Pascal Deguilhem
   

Langues régionales : pour faire suite au rejet de la proposition de loi Molac




La proposition de loi du député écologiste Paul Molac a fait l’objet de longues discussions et est issue de travaux communs. Le groupe socialiste, républicain et citoyen et moi-même avons apporté notre franc soutien à la proposition de loi constitutionnelle visant à ratifier la charte européenne des langues régionales ou minoritaires. Le groupe écologiste a été associé à ce travail que nous devons poursuivre ; il ne s’agit pas de multiplier les initiatives sur ce sujet.

Sur la forme, je tiens à rappeler que les votes des parlementaires en mission peuvent être délégués, comme l’a décidé la conférence des Présidents de l’Assemblée nationale. Le groupe socialiste, républicain et citoyen a donc sollicité les parlementaires actuellement en mission afin qu’ils délèguent leurs voix.
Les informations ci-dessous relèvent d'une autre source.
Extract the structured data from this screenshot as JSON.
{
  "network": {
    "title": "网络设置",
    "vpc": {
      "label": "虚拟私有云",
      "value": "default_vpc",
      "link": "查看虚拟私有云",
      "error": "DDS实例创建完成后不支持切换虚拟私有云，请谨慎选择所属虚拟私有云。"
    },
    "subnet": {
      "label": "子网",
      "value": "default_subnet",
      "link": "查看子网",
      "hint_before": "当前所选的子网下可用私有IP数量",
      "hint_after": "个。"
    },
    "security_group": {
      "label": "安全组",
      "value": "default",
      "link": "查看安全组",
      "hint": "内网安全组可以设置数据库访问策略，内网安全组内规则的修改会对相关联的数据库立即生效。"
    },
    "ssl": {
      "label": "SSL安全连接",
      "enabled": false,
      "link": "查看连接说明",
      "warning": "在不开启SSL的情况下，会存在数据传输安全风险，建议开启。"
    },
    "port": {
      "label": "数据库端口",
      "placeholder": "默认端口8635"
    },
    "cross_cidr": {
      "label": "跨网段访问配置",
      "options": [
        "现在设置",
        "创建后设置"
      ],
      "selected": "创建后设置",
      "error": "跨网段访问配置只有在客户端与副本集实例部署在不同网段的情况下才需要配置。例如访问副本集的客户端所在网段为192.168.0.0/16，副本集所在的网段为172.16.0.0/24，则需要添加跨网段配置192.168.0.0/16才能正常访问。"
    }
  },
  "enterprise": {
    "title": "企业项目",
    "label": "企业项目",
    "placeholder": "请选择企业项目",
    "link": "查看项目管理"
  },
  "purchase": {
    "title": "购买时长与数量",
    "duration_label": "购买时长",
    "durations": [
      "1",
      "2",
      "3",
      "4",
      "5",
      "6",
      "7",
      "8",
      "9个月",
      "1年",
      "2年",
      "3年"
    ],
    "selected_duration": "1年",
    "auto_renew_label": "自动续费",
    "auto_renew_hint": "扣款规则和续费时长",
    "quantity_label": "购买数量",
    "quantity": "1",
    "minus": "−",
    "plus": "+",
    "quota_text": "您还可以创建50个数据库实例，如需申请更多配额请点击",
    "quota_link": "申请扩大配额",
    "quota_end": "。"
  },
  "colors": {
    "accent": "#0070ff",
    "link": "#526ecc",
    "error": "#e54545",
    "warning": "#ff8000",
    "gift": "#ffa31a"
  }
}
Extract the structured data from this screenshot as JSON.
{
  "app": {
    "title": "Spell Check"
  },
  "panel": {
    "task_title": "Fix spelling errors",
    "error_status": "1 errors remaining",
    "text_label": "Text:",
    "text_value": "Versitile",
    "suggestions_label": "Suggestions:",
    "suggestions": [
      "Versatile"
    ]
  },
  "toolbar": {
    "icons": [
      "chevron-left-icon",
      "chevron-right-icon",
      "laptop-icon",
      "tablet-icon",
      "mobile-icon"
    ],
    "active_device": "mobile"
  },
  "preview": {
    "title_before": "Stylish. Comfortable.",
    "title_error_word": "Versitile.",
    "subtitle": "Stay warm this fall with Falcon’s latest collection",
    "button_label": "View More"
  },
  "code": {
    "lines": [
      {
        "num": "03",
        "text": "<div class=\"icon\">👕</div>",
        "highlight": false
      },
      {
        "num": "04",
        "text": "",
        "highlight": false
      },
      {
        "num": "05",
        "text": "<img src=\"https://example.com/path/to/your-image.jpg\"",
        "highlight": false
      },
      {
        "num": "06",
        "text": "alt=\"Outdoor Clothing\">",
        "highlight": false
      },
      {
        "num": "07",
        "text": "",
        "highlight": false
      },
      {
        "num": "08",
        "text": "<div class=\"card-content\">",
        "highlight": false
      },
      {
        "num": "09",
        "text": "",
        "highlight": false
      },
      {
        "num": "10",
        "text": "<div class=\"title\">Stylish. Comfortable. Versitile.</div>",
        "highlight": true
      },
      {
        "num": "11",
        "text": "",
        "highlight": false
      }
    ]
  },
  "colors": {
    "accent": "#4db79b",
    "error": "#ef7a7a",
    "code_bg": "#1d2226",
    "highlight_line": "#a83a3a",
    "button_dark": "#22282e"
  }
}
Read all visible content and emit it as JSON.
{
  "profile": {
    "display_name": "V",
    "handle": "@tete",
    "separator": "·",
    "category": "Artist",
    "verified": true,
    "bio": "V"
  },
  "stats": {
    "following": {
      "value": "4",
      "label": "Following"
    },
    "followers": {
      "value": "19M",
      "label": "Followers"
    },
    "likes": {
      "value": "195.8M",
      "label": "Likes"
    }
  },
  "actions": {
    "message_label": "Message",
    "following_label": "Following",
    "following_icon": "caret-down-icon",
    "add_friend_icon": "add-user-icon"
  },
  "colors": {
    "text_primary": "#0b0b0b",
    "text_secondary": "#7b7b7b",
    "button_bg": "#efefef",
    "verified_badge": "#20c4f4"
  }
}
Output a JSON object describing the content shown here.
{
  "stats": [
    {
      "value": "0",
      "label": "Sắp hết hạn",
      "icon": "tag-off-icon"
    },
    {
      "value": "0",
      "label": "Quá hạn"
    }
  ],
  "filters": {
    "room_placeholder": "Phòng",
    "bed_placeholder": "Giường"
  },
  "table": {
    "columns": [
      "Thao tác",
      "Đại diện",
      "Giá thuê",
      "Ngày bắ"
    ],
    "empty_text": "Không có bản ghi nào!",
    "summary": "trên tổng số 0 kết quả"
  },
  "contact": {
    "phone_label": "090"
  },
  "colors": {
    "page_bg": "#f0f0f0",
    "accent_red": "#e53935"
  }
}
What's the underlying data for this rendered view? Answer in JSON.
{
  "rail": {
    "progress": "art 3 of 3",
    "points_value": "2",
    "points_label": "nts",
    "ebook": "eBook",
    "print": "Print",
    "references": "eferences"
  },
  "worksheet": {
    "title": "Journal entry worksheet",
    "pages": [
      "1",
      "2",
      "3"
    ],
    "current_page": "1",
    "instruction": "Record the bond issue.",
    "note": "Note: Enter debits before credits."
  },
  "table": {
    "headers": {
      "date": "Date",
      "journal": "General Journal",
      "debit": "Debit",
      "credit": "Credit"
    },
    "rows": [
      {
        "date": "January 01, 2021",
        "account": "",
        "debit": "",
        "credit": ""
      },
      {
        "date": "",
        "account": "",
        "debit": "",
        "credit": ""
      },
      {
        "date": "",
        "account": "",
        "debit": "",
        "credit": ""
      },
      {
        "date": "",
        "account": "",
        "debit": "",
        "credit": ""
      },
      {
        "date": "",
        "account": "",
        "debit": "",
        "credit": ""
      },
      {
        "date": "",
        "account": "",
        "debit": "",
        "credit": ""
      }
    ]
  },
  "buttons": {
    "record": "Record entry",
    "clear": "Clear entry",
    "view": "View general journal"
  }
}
Sur le fond, je soutiens pleinement l’enseignement et le développement des langues régionales ou minoritaires. Elles font partie du patrimoine de notre République et nous devons les préserver. Les articles de la proposition de loi du député Paul Molac posent cependant problème à plusieurs égards.
L’article 1 a paru à la majorité d’entre nous anticonstitutionnel. La Conseil d’Etat avait annulé un arrêté ministériel relatif à la mise en place d’un enseignement bilingue immersif en langue régionale. Il est peu utile de voter une disposition pour qu’elle se fasse ensuite censurer. Les articles 2 et 3 pourraient ouvrir la voie au financement d’établissements privés en totale contradiction avec la loi Falloux. En effet, dispenser un enseignement bilingue en langue régionale ne peut pas être un critère objectif de financement des écoles privées excluant le financement des autres écoles privées, alors que l’enseignement des langues régionales ne peut être que facultatif – ainsi que l’a rappelé le Conseil constitutionnel.

Enfin l’article 5 relatif à la place des langues régionales dans l’audiovisuel public aurait des conséquences financières extrêmement lourdes. Le service public a pour mission de promouvoir les langues régionales et la diversité de notre patrimoine mais en faire une obligation pour toutes les chaînes ne semble pas opportun.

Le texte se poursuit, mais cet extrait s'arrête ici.